In the latest initiative in this area, experts met in Lisbon, Portugal, to coordinate their efforts and exchange information on research reactors fuel conversion.

"The meeting was a platform for information exchange on the progress of national and international programs to develop LEU fuels and targets for research and test reactors," says Pablo Adelfang, Leader of the IAEA´s Research Reactor Group and Cross-Cutting Coordinator for IAEA activities related to research reactors. "Moreover, it looked into the conversion of research reactors and radioisotope production processes into ones that can uses these LEU fuels and targets."

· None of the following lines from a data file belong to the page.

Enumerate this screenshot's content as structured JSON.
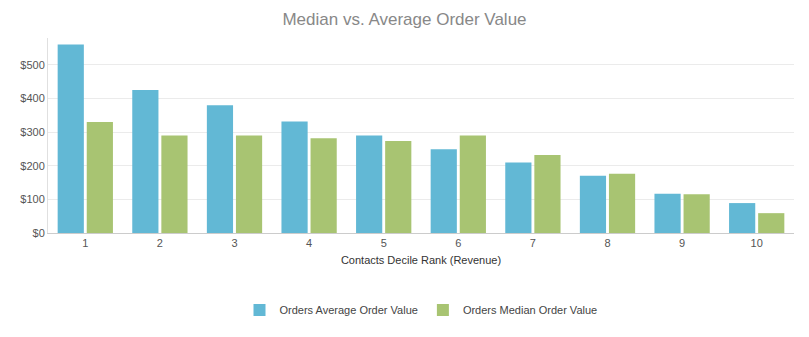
{
  "chart_data": {
    "type": "bar",
    "title": "Median vs. Average Order Value",
    "x_label": "Contacts Decile Rank (Revenue)",
    "categories": [
      "1",
      "2",
      "3",
      "4",
      "5",
      "6",
      "7",
      "8",
      "9",
      "10"
    ],
    "series": [
      {
        "name": "Orders Average Order Value",
        "color": "#62b8d5",
        "values": [
          561,
          425,
          380,
          332,
          290,
          249,
          210,
          170,
          117,
          89
        ]
      },
      {
        "name": "Orders Median Order Value",
        "color": "#a8c472",
        "values": [
          330,
          290,
          290,
          282,
          274,
          290,
          232,
          176,
          115,
          59
        ]
      }
    ],
    "ylim": [
      0,
      580
    ],
    "yticks": [
      {
        "value": 0,
        "label": "$0"
      },
      {
        "value": 100,
        "label": "$100"
      },
      {
        "value": 200,
        "label": "$200"
      },
      {
        "value": 300,
        "label": "$300"
      },
      {
        "value": 400,
        "label": "$400"
      },
      {
        "value": 500,
        "label": "$500"
      }
    ],
    "grid": true,
    "legend": "bottom"
  }
}
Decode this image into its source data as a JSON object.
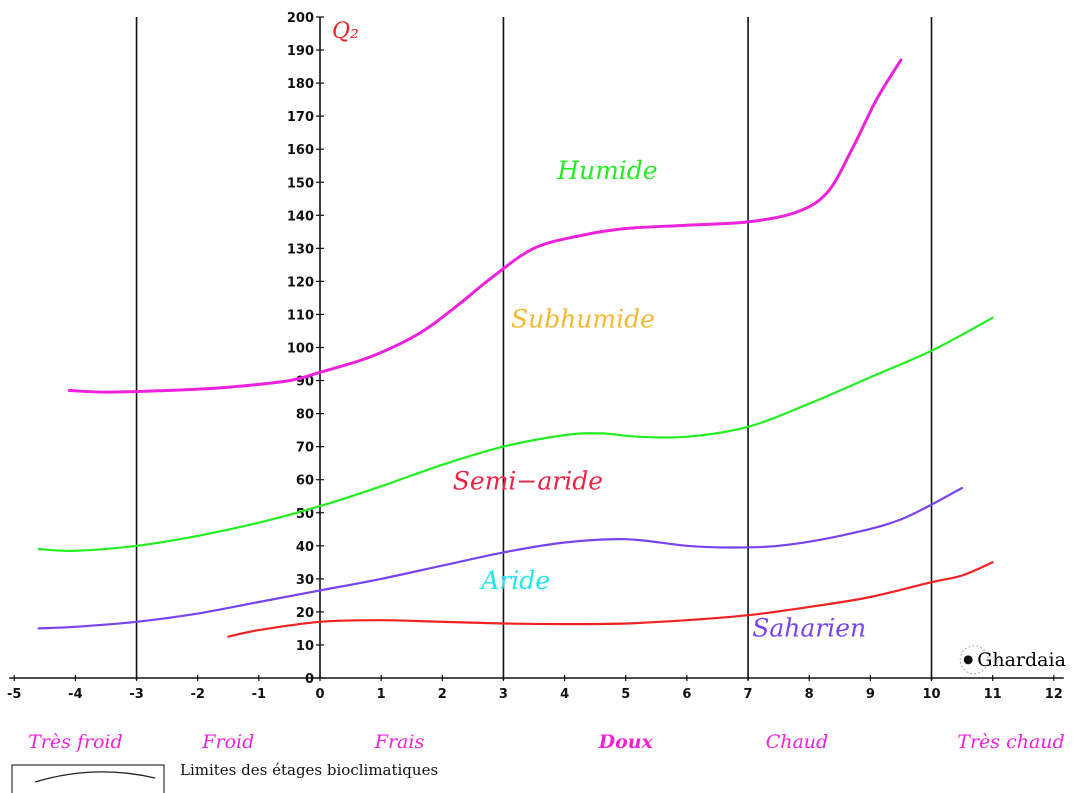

The meeting was only one of the many IAEA initiatives in this area. On 21 September, for example, conversion of Miniature Neutron Source Reactors (MNSRs) LEU fuel made important progress when the China Institute of Atomic Energy and the US's Argonne National Laboratory signed an agreement in Beijing. The agreement, which was facilitated by the IAEA, paves the way for the set-up of a Zero Power Testing Facility in China, a key ingredient in the conversion of MNSRs to LEU fuel.


The international meeting on Reduced Enrichment for Research and Test Reactors was held in Lisbon, Portugal, from 10-14 October 2010. The meeting was being hosted by the US Department of Energy in co-operation with the IAEA. It was the 32nd annual meeting in a series on the same general subject regarding conversion of reactors within the Global Threat Reduction Initiative.

The technical subjects included development of new LEU fuels, development and testing of LEU targets, processes for the production of Mo-99, design and safety analyses for reactor conversions, transportation and storage of spent fuels, and HEU minimization and global threat reduction.